Simulated Author's Rebuttal

1 responses · 0 unresolved

We thank the referee for the constructive comment, which highlights a valuable opportunity to strengthen the causal interpretation of our results. We address the concern directly below.

read point-by-point responses
  1. Referee: [Per-band energy analysis] Per-band energy analysis (abstract and results section): the claim that latent-space optimization enables codec robustness rests on the observation that perturbations concentrate below 4 kHz while the waveform baseline spreads to higher frequencies. However, the manuscript contains no ablation comparing against a waveform attack that is explicitly band-limited to the same <4 kHz region under identical EoT hardening. Without this control, it is unclear whether the 85.5% vs. ≤26% gap is due to the latent construction itself or simply to low-frequency concentration, which directly affects the central explanation for why the attack survives compression.

    Authors: We agree that the existing per-band analysis shows a correlation but does not isolate whether the robustness arises specifically from latent-space optimization or from low-frequency concentration alone.
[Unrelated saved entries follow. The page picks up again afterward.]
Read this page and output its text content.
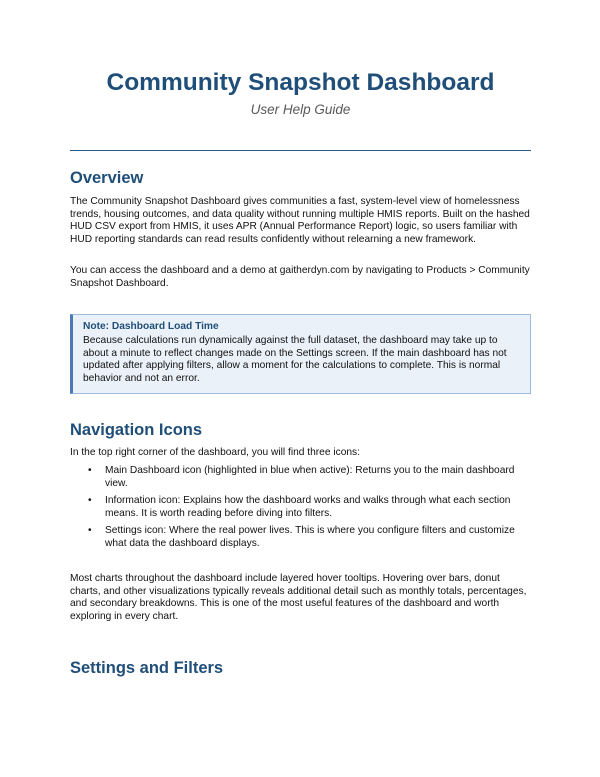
Community Snapshot Dashboard
User Help Guide
Overview

The Community Snapshot Dashboard gives communities a fast, system-level view of homelessness trends, housing outcomes, and data quality without running multiple HMIS reports. Built on the hashed HUD CSV export from HMIS, it uses APR (Annual Performance Report) logic, so users familiar with HUD reporting standards can read results confidently without relearning a new framework.

You can access the dashboard and a demo at gaitherdyn.com by navigating to Products > Community Snapshot Dashboard.

Note: Dashboard Load Time
Because calculations run dynamically against the full dataset, the dashboard may take up to about a minute to reflect changes made on the Settings screen. If the main dashboard has not updated after applying filters, allow a moment for the calculations to complete. This is normal behavior and not an error.
Navigation Icons

In the top right corner of the dashboard, you will find three icons:

• Main Dashboard icon (highlighted in blue when active): Returns you to the main dashboard view.
• Information icon: Explains how the dashboard works and walks through what each section means. It is worth reading before diving into filters.
• Settings icon: Where the real power lives. This is where you configure filters and customize what data the dashboard displays.

Most charts throughout the dashboard include layered hover tooltips. Hovering over bars, donut charts, and other visualizations typically reveals additional detail such as monthly totals, percentages, and secondary breakdowns. This is one of the most useful features of the dashboard and worth exploring in every chart.

Settings and Filters
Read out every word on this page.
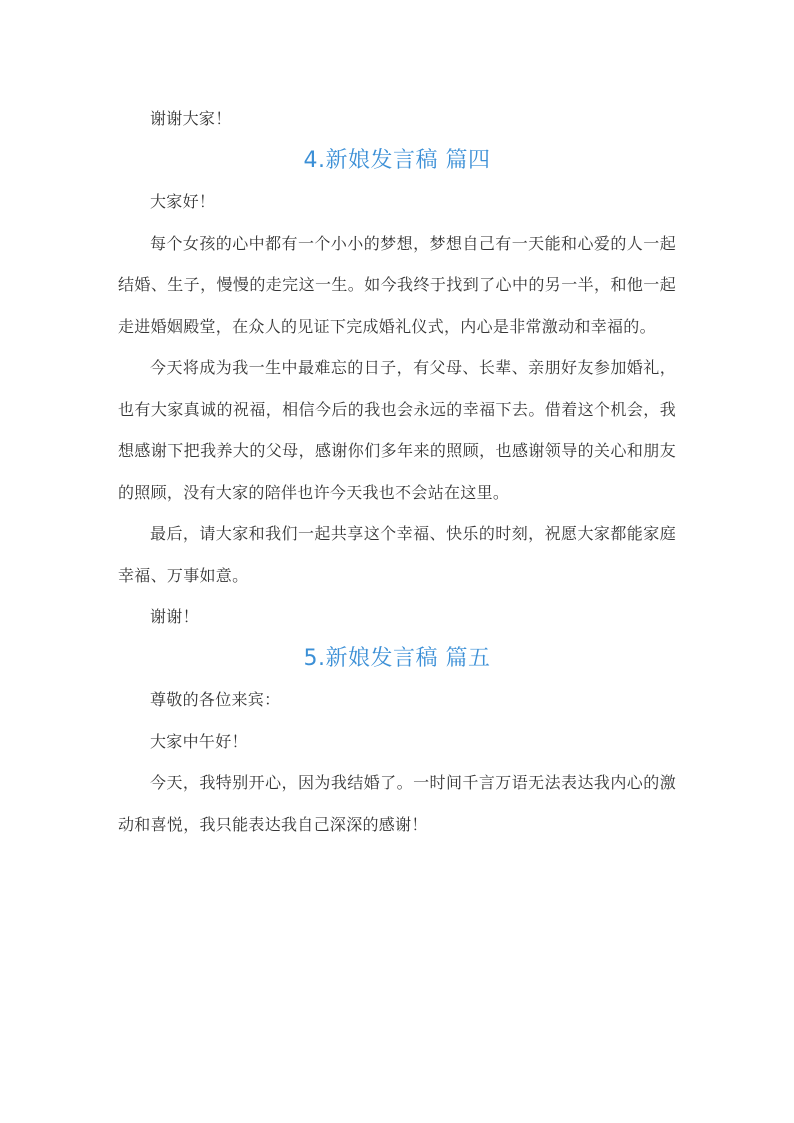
谢谢大家！

4.新娘发言稿 篇四

大家好！

每个女孩的心中都有一个小小的梦想，梦想自己有一天能和心爱的人一起结婚、生子，慢慢的走完这一生。如今我终于找到了心中的另一半，和他一起走进婚姻殿堂，在众人的见证下完成婚礼仪式，内心是非常激动和幸福的。

今天将成为我一生中最难忘的日子，有父母、长辈、亲朋好友参加婚礼，也有大家真诚的祝福，相信今后的我也会永远的幸福下去。借着这个机会，我想感谢下把我养大的父母，感谢你们多年来的照顾，也感谢领导的关心和朋友的照顾，没有大家的陪伴也许今天我也不会站在这里。

最后，请大家和我们一起共享这个幸福、快乐的时刻，祝愿大家都能家庭幸福、万事如意。

谢谢！

5.新娘发言稿 篇五

尊敬的各位来宾：

大家中午好！

今天，我特别开心，因为我结婚了。一时间千言万语无法表达我内心的激动和喜悦，我只能表达我自己深深的感谢！
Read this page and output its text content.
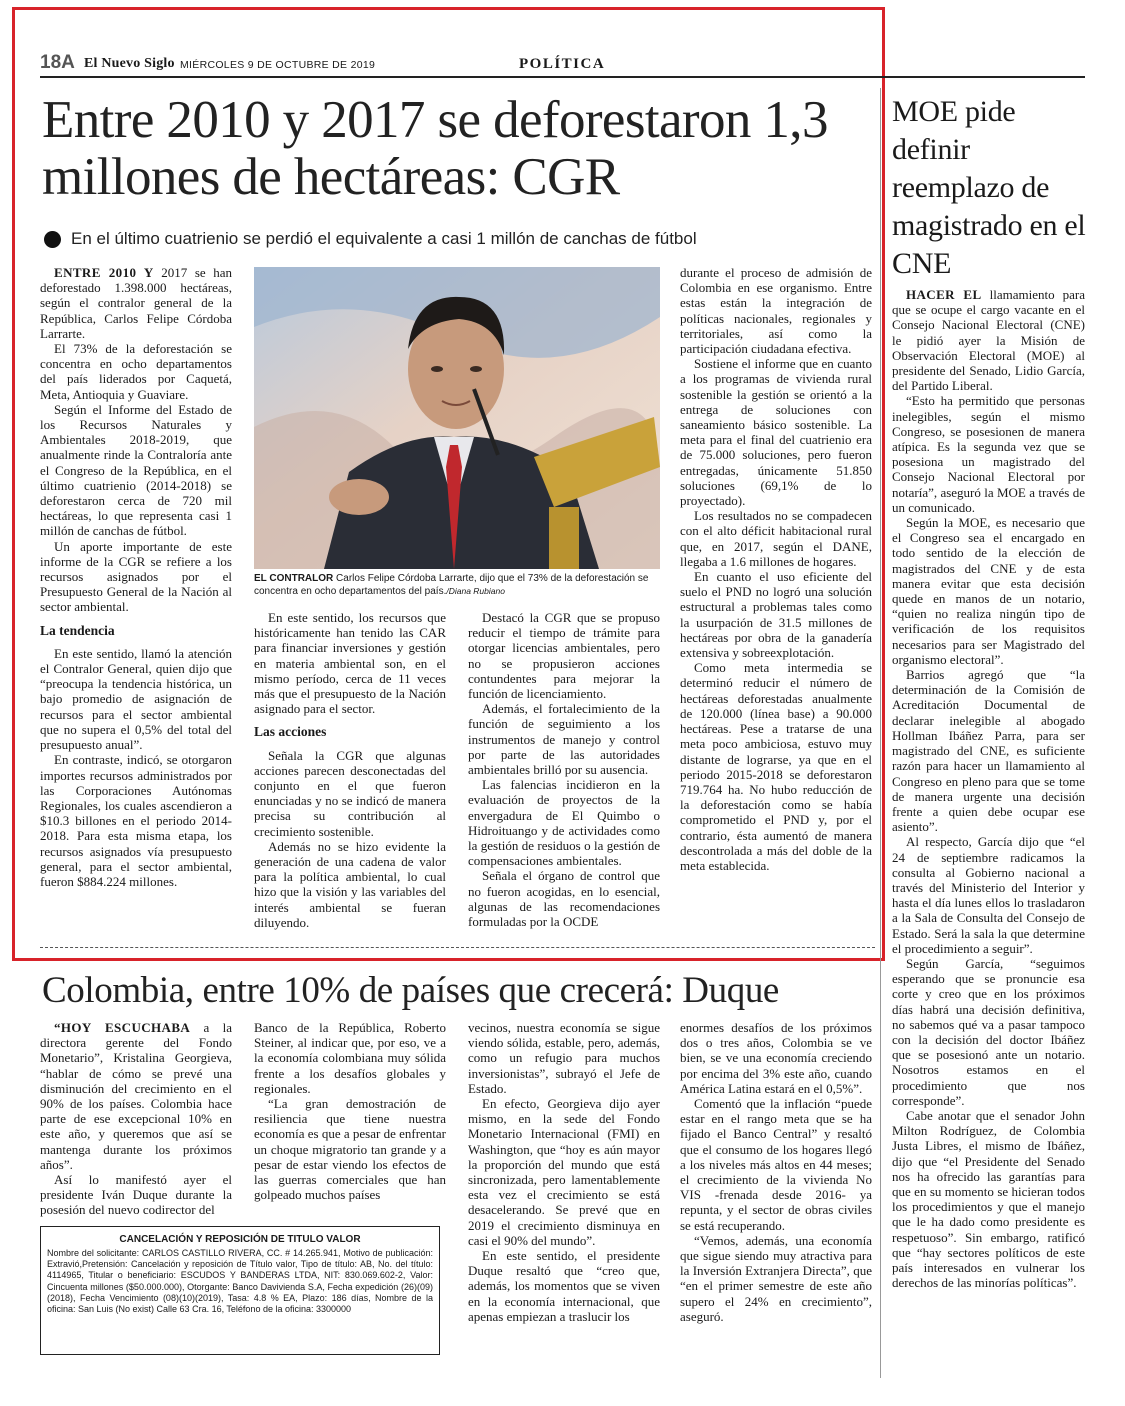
18A El Nuevo Siglo MIÉRCOLES 9 DE OCTUBRE DE 2019	POLÍTICA
Entre 2010 y 2017 se deforestaron 1,3 millones de hectáreas: CGR
En el último cuatrienio se perdió el equivalente a casi 1 millón de canchas de fútbol

ENTRE 2010 Y 2017 se han deforestado 1.398.000 hectáreas, según el contralor general de la República, Carlos Felipe Córdoba Larrarte.

El 73% de la deforestación se concentra en ocho departamentos del país liderados por Caquetá, Meta, Antioquia y Guaviare.

Según el Informe del Estado de los Recursos Naturales y Ambientales 2018-2019, que anualmente rinde la Contraloría ante el Congreso de la República, en el último cuatrienio (2014-2018) se deforestaron cerca de 720 mil hectáreas, lo que representa casi 1 millón de canchas de fútbol.

Un aporte importante de este informe de la CGR se refiere a los recursos asignados por el Presupuesto General de la Nación al sector ambiental.

La tendencia

En este sentido, llamó la atención el Contralor General, quien dijo que “preocupa la tendencia histórica, un bajo promedio de asignación de recursos para el sector ambiental que no supera el 0,5% del total del presupuesto anual”.

En contraste, indicó, se otorgaron importes recursos administrados por las Corporaciones Autónomas Regionales, los cuales ascendieron a $10.3 billones en el periodo 2014-2018. Para esta misma etapa, los recursos asignados vía presupuesto general, para el sector ambiental, fueron $884.224 millones.

EL CONTRALOR Carlos Felipe Córdoba Larrarte, dijo que el 73% de la deforestación se concentra en ocho departamentos del país./Diana Rubiano

En este sentido, los recursos que históricamente han tenido las CAR para financiar inversiones y gestión en materia ambiental son, en el mismo período, cerca de 11 veces más que el presupuesto de la Nación asignado para el sector.

Las acciones

Señala la CGR que algunas acciones parecen desconectadas del conjunto en el que fueron enunciadas y no se indicó de manera precisa su contribución al crecimiento sostenible.

Además no se hizo evidente la generación de una cadena de valor para la política ambiental, lo cual hizo que la visión y las variables del interés ambiental se fueran diluyendo.

Destacó la CGR que se propuso reducir el tiempo de trámite para otorgar licencias ambientales, pero no se propusieron acciones contundentes para mejorar la función de licenciamiento.

Además, el fortalecimiento de la función de seguimiento a los instrumentos de manejo y control por parte de las autoridades ambientales brilló por su ausencia.

Las falencias incidieron en la evaluación de proyectos de la envergadura de El Quimbo o Hidroituango y de actividades como la gestión de residuos o la gestión de compensaciones ambientales.

Señala el órgano de control que no fueron acogidas, en lo esencial, algunas de las recomendaciones formuladas por la OCDE

durante el proceso de admisión de Colombia en ese organismo. Entre estas están la integración de políticas nacionales, regionales y territoriales, así como la participación ciudadana efectiva.

Sostiene el informe que en cuanto a los programas de vivienda rural sostenible la gestión se orientó a la entrega de soluciones con saneamiento básico sostenible. La meta para el final del cuatrienio era de 75.000 soluciones, pero fueron entregadas, únicamente 51.850 soluciones (69,1% de lo proyectado).

Los resultados no se compadecen con el alto déficit habitacional rural que, en 2017, según el DANE, llegaba a 1.6 millones de hogares.

En cuanto el uso eficiente del suelo el PND no logró una solución estructural a problemas tales como la usurpación de 31.5 millones de hectáreas por obra de la ganadería extensiva y sobreexplotación.

Como meta intermedia se determinó reducir el número de hectáreas deforestadas anualmente de 120.000 (línea base) a 90.000 hectáreas. Pese a tratarse de una meta poco ambiciosa, estuvo muy distante de lograrse, ya que en el periodo 2015-2018 se deforestaron 719.764 ha. No hubo reducción de la deforestación como se había comprometido el PND y, por el contrario, ésta aumentó de manera descontrolada a más del doble de la meta establecida.

MOE pide definir reemplazo de magistrado en el CNE

HACER EL llamamiento para que se ocupe el cargo vacante en el Consejo Nacional Electoral (CNE) le pidió ayer la Misión de Observación Electoral (MOE) al presidente del Senado, Lidio García, del Partido Liberal.

“Esto ha permitido que personas inelegibles, según el mismo Congreso, se posesionen de manera atípica. Es la segunda vez que se posesiona un magistrado del Consejo Nacional Electoral por notaría”, aseguró la MOE a través de un comunicado.

Según la MOE, es necesario que el Congreso sea el encargado en todo sentido de la elección de magistrados del CNE y de esta manera evitar que esta decisión quede en manos de un notario, “quien no realiza ningún tipo de verificación de los requisitos necesarios para ser Magistrado del organismo electoral”.

Barrios agregó que “la determinación de la Comisión de Acreditación Documental de declarar inelegible al abogado Hollman Ibáñez Parra, para ser magistrado del CNE, es suficiente razón para hacer un llamamiento al Congreso en pleno para que se tome de manera urgente una decisión frente a quien debe ocupar ese asiento”.

Al respecto, García dijo que “el 24 de septiembre radicamos la consulta al Gobierno nacional a través del Ministerio del Interior y hasta el día lunes ellos lo trasladaron a la Sala de Consulta del Consejo de Estado. Será la sala la que determine el procedimiento a seguir”.

Según García, “seguimos esperando que se pronuncie esa corte y creo que en los próximos días habrá una decisión definitiva, no sabemos qué va a pasar tampoco con la decisión del doctor Ibáñez que se posesionó ante un notario. Nosotros estamos en el procedimiento que nos corresponde”.

Cabe anotar que el senador John Milton Rodríguez, de Colombia Justa Libres, el mismo de Ibáñez, dijo que “el Presidente del Senado nos ha ofrecido las garantías para que en su momento se hicieran todos los procedimientos y que el manejo que le ha dado como presidente es respetuoso”. Sin embargo, ratificó que “hay sectores políticos de este país interesados en vulnerar los derechos de las minorías políticas”.

Colombia, entre 10% de países que crecerá: Duque

“HOY ESCUCHABA a la directora gerente del Fondo Monetario”, Kristalina Georgieva, “hablar de cómo se prevé una disminución del crecimiento en el 90% de los países. Colombia hace parte de ese excepcional 10% en este año, y queremos que así se mantenga durante los próximos años”.

Así lo manifestó ayer el presidente Iván Duque durante la posesión del nuevo codirector del

Banco de la República, Roberto Steiner, al indicar que, por eso, ve a la economía colombiana muy sólida frente a los desafíos globales y regionales.

“La gran demostración de resiliencia que tiene nuestra economía es que a pesar de enfrentar un choque migratorio tan grande y a pesar de estar viendo los efectos de las guerras comerciales que han golpeado muchos países

vecinos, nuestra economía se sigue viendo sólida, estable, pero, además, como un refugio para muchos inversionistas”, subrayó el Jefe de Estado.

En efecto, Georgieva dijo ayer mismo, en la sede del Fondo Monetario Internacional (FMI) en Washington, que “hoy es aún mayor la proporción del mundo que está sincronizada, pero lamentablemente esta vez el crecimiento se está desacelerando. Se prevé que en 2019 el crecimiento disminuya en casi el 90% del mundo”.

En este sentido, el presidente Duque resaltó que “creo que, además, los momentos que se viven en la economía internacional, que apenas empiezan a traslucir los

enormes desafíos de los próximos dos o tres años, Colombia se ve bien, se ve una economía creciendo por encima del 3% este año, cuando América Latina estará en el 0,5%”.

Comentó que la inflación “puede estar en el rango meta que se ha fijado el Banco Central” y resaltó que el consumo de los hogares llegó a los niveles más altos en 44 meses; el crecimiento de la vivienda No VIS -frenada desde 2016- ya repunta, y el sector de obras civiles se está recuperando.

“Vemos, además, una economía que sigue siendo muy atractiva para la Inversión Extranjera Directa”, que “en el primer semestre de este año supero el 24% en crecimiento”, aseguró.

CANCELACIÓN Y REPOSICIÓN DE TITULO VALOR
Nombre del solicitante: CARLOS CASTILLO RIVERA, CC. # 14.265.941, Motivo de publicación: Extravió,Pretensión: Cancelación y reposición de Título valor, Tipo de título: AB, No. del título: 4114965, Titular o beneficiario: ESCUDOS Y BANDERAS LTDA, NIT: 830.069.602-2, Valor: Cincuenta millones ($50.000.000), Otorgante: Banco Davivienda S.A, Fecha expedición (26)(09)(2018), Fecha Vencimiento (08)(10)(2019), Tasa: 4.8 % EA, Plazo: 186 días, Nombre de la oficina: San Luis (No exist) Calle 63 Cra. 16, Teléfono de la oficina: 3300000
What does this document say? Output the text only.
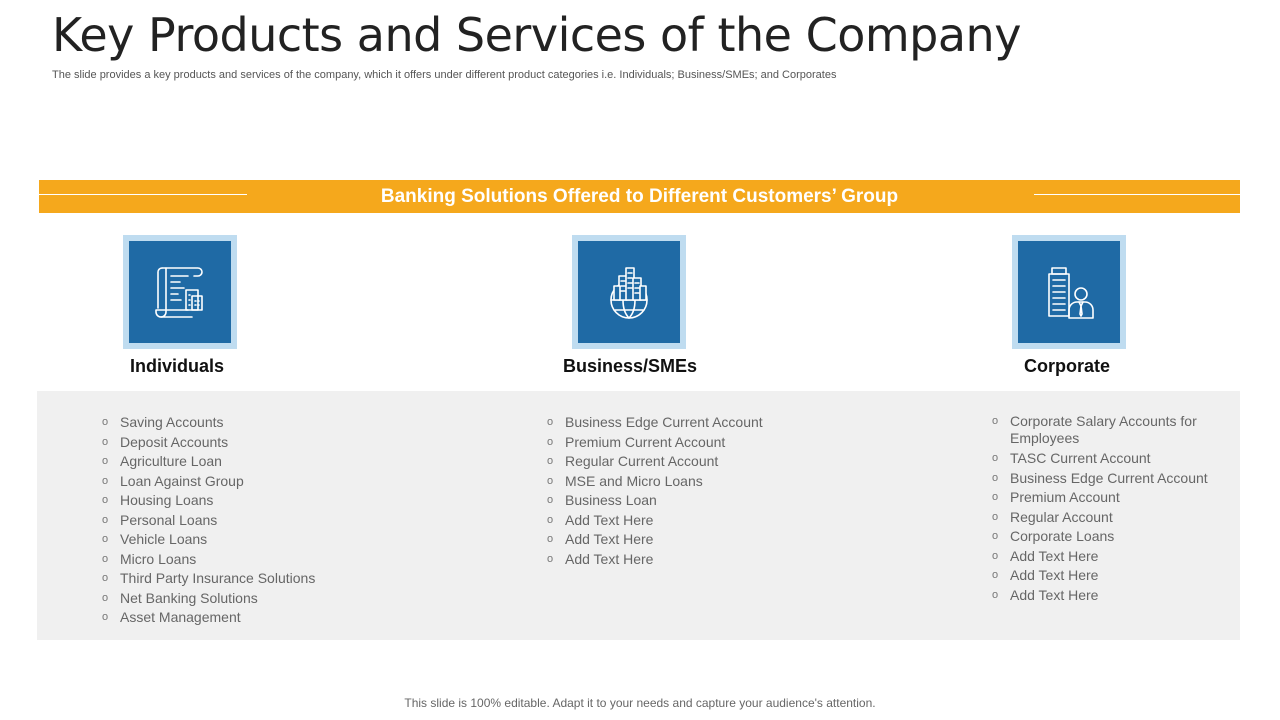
Key Products and Services of the Company
The slide provides a key products and services of the company, which it offers under different product categories i.e. Individuals; Business/SMEs; and Corporates
Banking Solutions Offered to Different Customers’ Group
Individuals	Business/SMEs	Corporate
o Saving Accounts
o Deposit Accounts
o Agriculture Loan
o Loan Against Group
o Housing Loans
o Personal Loans
o Vehicle Loans
o Micro Loans
o Third Party Insurance Solutions
o Net Banking Solutions
o Asset Management
o Business Edge Current Account
o Premium Current Account
o Regular Current Account
o MSE and Micro Loans
o Business Loan
o Add Text Here
o Add Text Here
o Add Text Here
o Corporate Salary Accounts for Employees
o TASC Current Account
o Business Edge Current Account
o Premium Account
o Regular Account
o Corporate Loans
o Add Text Here
o Add Text Here
o Add Text Here
This slide is 100% editable. Adapt it to your needs and capture your audience's attention.
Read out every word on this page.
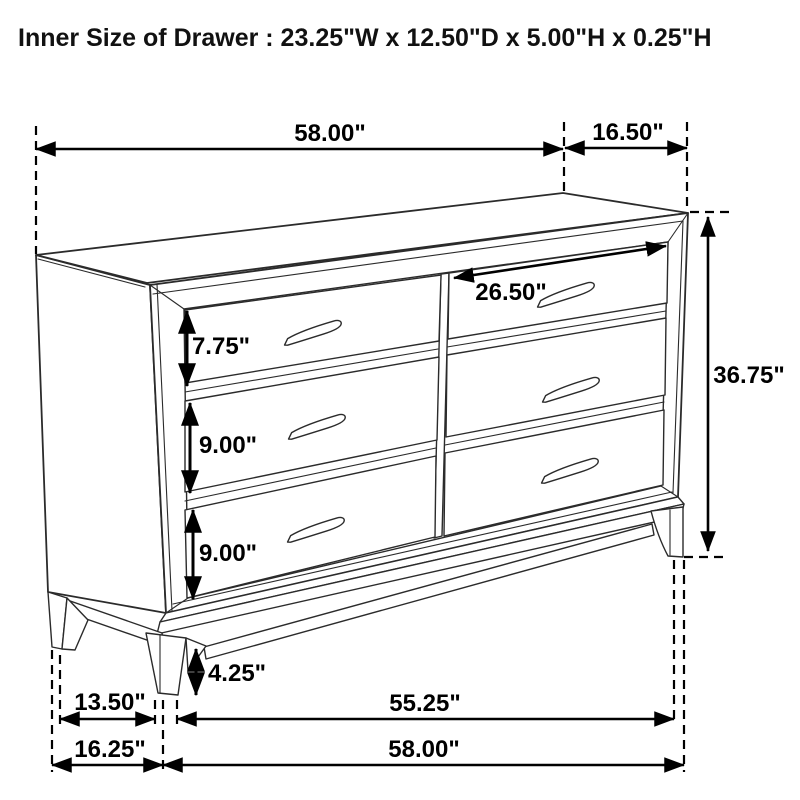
Inner Size of Drawer : 23.25"W x 12.50"D x 5.00"H x 0.25"H
58.00"	16.50"
26.50"
7.75"
9.00"
9.00"
36.75"
4.25"
13.50"
16.25"
55.25"
58.00"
To resolve this ambiguity, we will add a new ablation in the revised manuscript: a waveform-domain attack explicitly constrained to the <4 kHz band and trained under identical multi-bitrate straight-through EoT hardening. Updated ASR results, energy distributions, and discussion will be included to clarify whether the latent construction provides an advantage beyond frequency localization. revision: yes

Circularity Check

0 steps flagged

No circularity: empirical ASR measurements on held-out codecs and bitrates

full rationale

The paper reports direct empirical results from optimizing perturbations in codec latent space and measuring target-substring ASR on Opus, MP3, and AAC-LC at various bitrates, with comparisons to EoT-hardened waveform baselines. The per-band energy analysis is presented as an observational explanation for why latent perturbations survive compression (concentrating below 4 kHz where codecs allocate bits), but this is post-hoc correlation from the generated examples rather than a closed derivation or fitted parameter renamed as prediction. No equations, self-citations, or uniqueness claims reduce the central attack success claims to inputs defined within the paper itself. The evaluation uses held-out codecs and bitrates, keeping the results falsifiable and independent of any internal construction loop.

Axiom & Free-Parameter Ledger

0 free parameters · 0 axioms · 0 invented entities

The central claim rests on standard assumptions of gradient-based optimization and the existence of differentiable codec latent spaces; no free parameters, axioms, or invented entities are explicitly introduced beyond the attack formulation itself.